Naturally, the focal point of the debate was music – both Debora and David revealed stories from their early years as musicians, from their studies and family music background. They both emphasized the importance of being led in music by parents and their hard beginnings in a form of drills they experienced as children. David Kalhous spoke on the importance of overall cultural context the children grow up in and its effect on their later interest in the arts – according to David, leading children to have an interest in music is not enough, one has to introduce the children to the world of theatre, arts, literature and architecture. Debora Konečná mentioned a scientifically confirmed fact that if children intensely devote their time to music, play musical instrument and actively make music, it improves their mathematical abilities as well as the abilities to read and analyze text. David Kalhous confirmed this fact and claimed that he has observed this fact with the schoolmates of his daughter, who attends special music school. Debora and David came to an agreement that in music studies, it is very important that the students experience the joy and true interest in music and also expressed that children should start their music studies in their early years so as they do not miss the moment of “the open doors”. In that connection, both of the musicians shared their observation of how difficult it is nowadays to make children be interested in music. We live in the time that has a lot to offer to children. There are plenty of other attractive things around. Moreover, the music classes at elementary schools are often put on the sidetrack as opposed to other subjects, which are considered more important for the practical life of children.
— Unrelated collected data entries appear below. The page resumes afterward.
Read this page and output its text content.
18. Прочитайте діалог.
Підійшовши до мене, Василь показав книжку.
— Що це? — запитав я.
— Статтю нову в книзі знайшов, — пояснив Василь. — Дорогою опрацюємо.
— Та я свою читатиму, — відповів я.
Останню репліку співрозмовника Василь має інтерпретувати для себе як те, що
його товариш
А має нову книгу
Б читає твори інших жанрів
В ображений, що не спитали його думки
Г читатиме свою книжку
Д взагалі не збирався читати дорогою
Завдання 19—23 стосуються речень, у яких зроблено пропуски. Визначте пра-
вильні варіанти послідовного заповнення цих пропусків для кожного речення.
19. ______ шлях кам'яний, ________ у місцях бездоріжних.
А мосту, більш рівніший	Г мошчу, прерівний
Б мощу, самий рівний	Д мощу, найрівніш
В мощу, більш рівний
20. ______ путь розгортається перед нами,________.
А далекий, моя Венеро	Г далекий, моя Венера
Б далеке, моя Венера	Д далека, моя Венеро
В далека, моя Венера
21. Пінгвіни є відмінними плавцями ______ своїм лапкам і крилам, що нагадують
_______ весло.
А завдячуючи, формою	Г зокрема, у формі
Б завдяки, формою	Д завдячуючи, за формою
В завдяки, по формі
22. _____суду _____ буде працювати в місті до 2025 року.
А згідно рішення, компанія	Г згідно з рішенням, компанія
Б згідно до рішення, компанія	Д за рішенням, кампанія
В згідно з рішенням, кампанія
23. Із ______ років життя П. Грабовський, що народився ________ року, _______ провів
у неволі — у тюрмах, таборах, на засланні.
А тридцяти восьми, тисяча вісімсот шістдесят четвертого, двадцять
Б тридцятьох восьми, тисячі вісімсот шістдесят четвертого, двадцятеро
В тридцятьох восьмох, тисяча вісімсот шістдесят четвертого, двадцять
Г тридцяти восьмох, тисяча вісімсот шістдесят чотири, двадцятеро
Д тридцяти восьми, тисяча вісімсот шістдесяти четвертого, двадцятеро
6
The second part of the Café session was traditionally devoted to Jewish topics. Both guests were asked questions about their Jewish family history. Debora spoke about her natural Jewish life in the times of her childhood, which she likes to remember. She also talked about her parenting and her effort to bring Jewish elements into the life of her children; she tries to introduce those elements in a stable and natural way to her children. David Kalhous talked about his experience as a parent in New York, a city rich in many ways of active Jewish life. At the same time, he talked about his experience as a musician who often associates with environment of left-wing oriented artists, an environment which greatly criticizes current Israeli developments.